Lisson Gallery, 1 April – 7 May 2016

John Latham, Two Noit. One Second Drawing, 1970-71. Image courtesy the John Latham Foundation and Lisson Gallery, photo by Ken Adlard.
Halloween, 1954: an astronomer and animal ethnologist couple, with an interest in the paranormal, invite artist John Latham to create a mural for a party in their Hampshire home. In response, Latham gets a spray gun from an ironmonger and spurts their white wall (or, in some accounts, their ceiling) with black paint. The resulting burst of dots sets off a series of associations for the artist: a sculpture, performance, drawing and painting all at once, that looks like an inverse night sky. The spray gun becomes a regular feature in his work, but also a tool to think through his growing theory that physics has got it all wrong: the basic unit of the universe isn’t the particle, but a minimal, time-based something, anything, happening – what he later called a ‘least event’. Latham’s widespread influence hasn’t been so much the result of his early splotchy part-figurative paintings, or his later muddy, messy assemblages and destructive performances, but is more due to his persistent promotion of the artist as a sort of eccentric natural philosopher.
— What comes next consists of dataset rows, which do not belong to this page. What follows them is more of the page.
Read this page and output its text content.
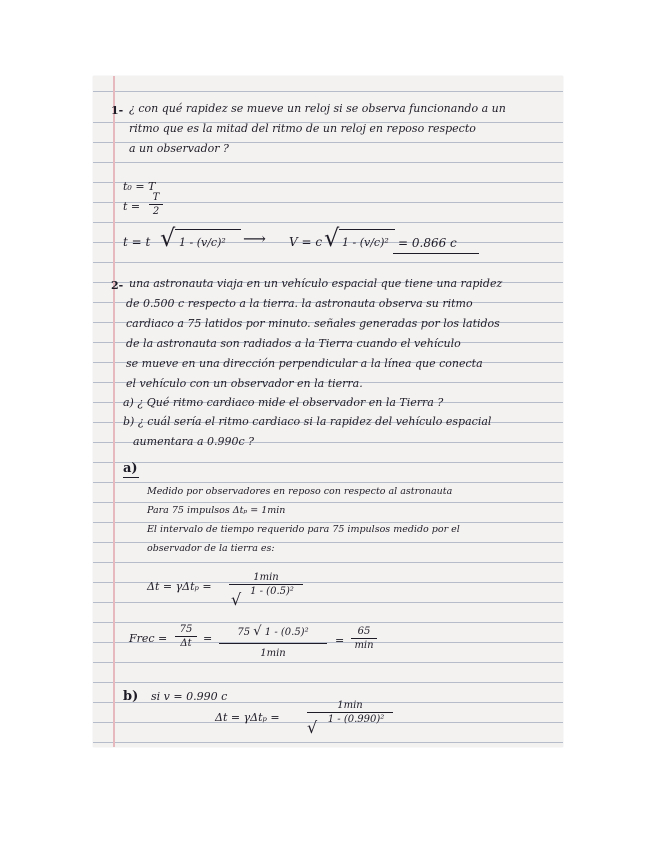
1- ¿ con qué rapidez se mueve un reloj si se observa funcionando a un
ritmo que es la mitad del ritmo de un reloj en reposo respecto
a un observador ?
t₀ = T
t =
T
2
t = t √ 1 - (v/c)² ⟶ V = c √ 1 - (v/c)² = 0.866 c
2- una astronauta viaja en un vehículo espacial que tiene una rapidez
de 0.500 c respecto a la tierra. la astronauta observa su ritmo
cardiaco a 75 latidos por minuto. señales generadas por los latidos
de la astronauta son radiados a la Tierra cuando el vehículo
se mueve en una dirección perpendicular a la línea que conecta
el vehículo con un observador en la tierra.
a) ¿ Qué ritmo cardiaco mide el observador en la Tierra ?
b) ¿ cuál sería el ritmo cardiaco si la rapidez del vehículo espacial
aumentara a 0.990c ?
a)
Medido por observadores en reposo con respecto al astronauta
Para 75 impulsos Δtₚ = 1min
El intervalo de tiempo requerido para 75 impulsos medido por el
observador de la tierra es:
Δt = γΔtₚ =
1min
1 - (0.5)²
√
Frec =
75
Δt	=	75 √ 1 - (0.5)²
1min
=
65
min
b) si v = 0.990 c
Δt = γΔtₚ =
1min
1 - (0.990)²
√
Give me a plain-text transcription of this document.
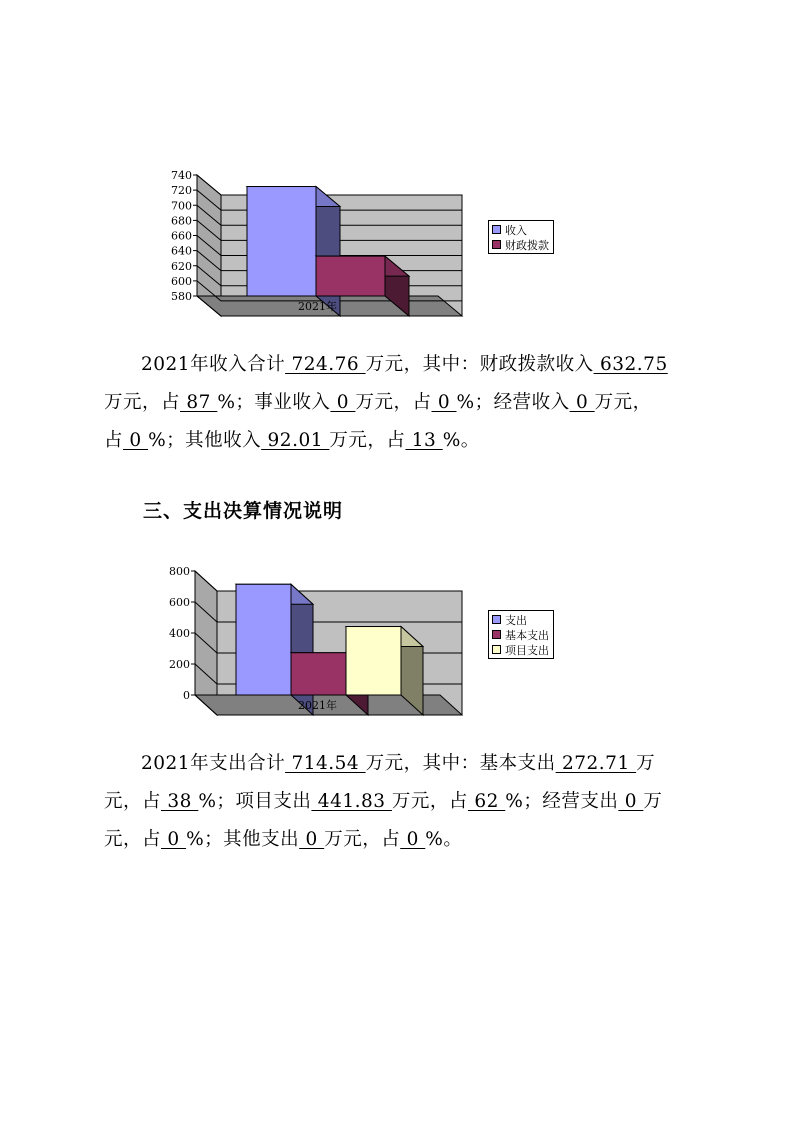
740
720
700
680
660
640
620
600
580
2021年
收入
财政拨款
2021年收入合计 724.76 万元，其中：财政拨款收入 632.75
万元，占 87 %；事业收入 0 万元，占 0 %；经营收入 0 万元，
占 0 %；其他收入 92.01 万元，占 13 %。
三、支出决算情况说明
800
600
400
200
0
2021年
支出
基本支出
项目支出
2021年支出合计 714.54 万元，其中：基本支出 272.71 万
元，占 38 %；项目支出 441.83 万元，占 62 %；经营支出 0 万
元，占 0 %；其他支出 0 万元，占 0 %。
His playful and somewhat arbitrary cosmology animated all kinds of heavy metaphors used in his work: books as knowledge, glass as a sort of existential clean slate, and sprayed paint – as is the focus of this show of his ‘Spray Paintings’ from 1955 to 1995 – as the universe itself in formation. Upstairs, a few bits of wood and panels from desks have been painted white and flecked with black as ‘one second drawings’. The left side of Two Noit. One-Second Drawing (1970–71) remains blank, the right side contains a dozen heavy spots and hundreds of tiny marks. Two official-looking stamps mark each side as a ‘noit’ (another of his conjectured terms of time measurement), the left side noted as taking place the last second of December 1970, the right occurring the first second of January 1971.
The main body of the exhibition, though, is several large, colourful shapes sprayed onto unprimed canvases. These works are bold, graphic, surprisingly more akin to the language of advertising than any metaphysical vocabulary. Black, yellow and white racing stripes run down Painting not out of a Book (1963), while the faded neon yellow and burnt orange in Untitled Painting (1963) slope down the painting with a more gentle curve, both works fading in the middle to an unknown vanishing point. The best of these works is Untitled (Roller Painting) (1964), a two-metre-plus canvas that unfurls to the floor with an electric motor; lines of red and black flow down like water, with wisps of half-hidden pinks and blobs of purple. Up close, these forms disintegrate, returning to their atomised dots of spray, merging with the water stains and marks of rust and tape that pock the canvases. It would seem the spray gun gave Latham not just a conceptual jolt, but also an excuse to have fun with shape and colour.

John Latham, Untitled (Roller Painting), 1964. Image courtesy The John Latham Foundation and Lisson Gallery.
But that brief glimpse into a sunnier, more light-hearted side of his practice is the most this exhibition provides. The unspoken tragedy behind all this is the imminent closure of Flat Time House, Latham’s former home and studio in Peckham, a ‘living sculpture’ and embodiment of his idiosyncratic approach. The building, as a site for events and experimentation, has been a more appropriate context for exploring his ideas than these bits of wood and unprimed canvas, giving more of a framework for understanding how a few spatters on a rolled up bit of cloth might point towards a whole different scientific paradigm. But, after eight years as a residency and exhibition space it’s going to be left to be devoured by the London property market. This show emphasises how much Latham’s work needs framing and narrative around it to give it its trajectory; like the Halloween and New Year’s Eve that precipitated his momentarily cosmic excursions, there were always quite mortal circumstances that provided the boundaries for his flights of fancy. We never act in a complete void – there is no clean slate or, as Latham was seeking, a single unified theory that will bind us all. It’s that seeking, rather than what arrived on the surfaces of the canvas and wood themselves, that reminds us that we can still benefit from wildly gesticulating artists’ theories that try to prod at and undermine the ground we think we’re standing on: it’s a serious zaniness that is sorely lacking in how today’s artists envision their role in the world.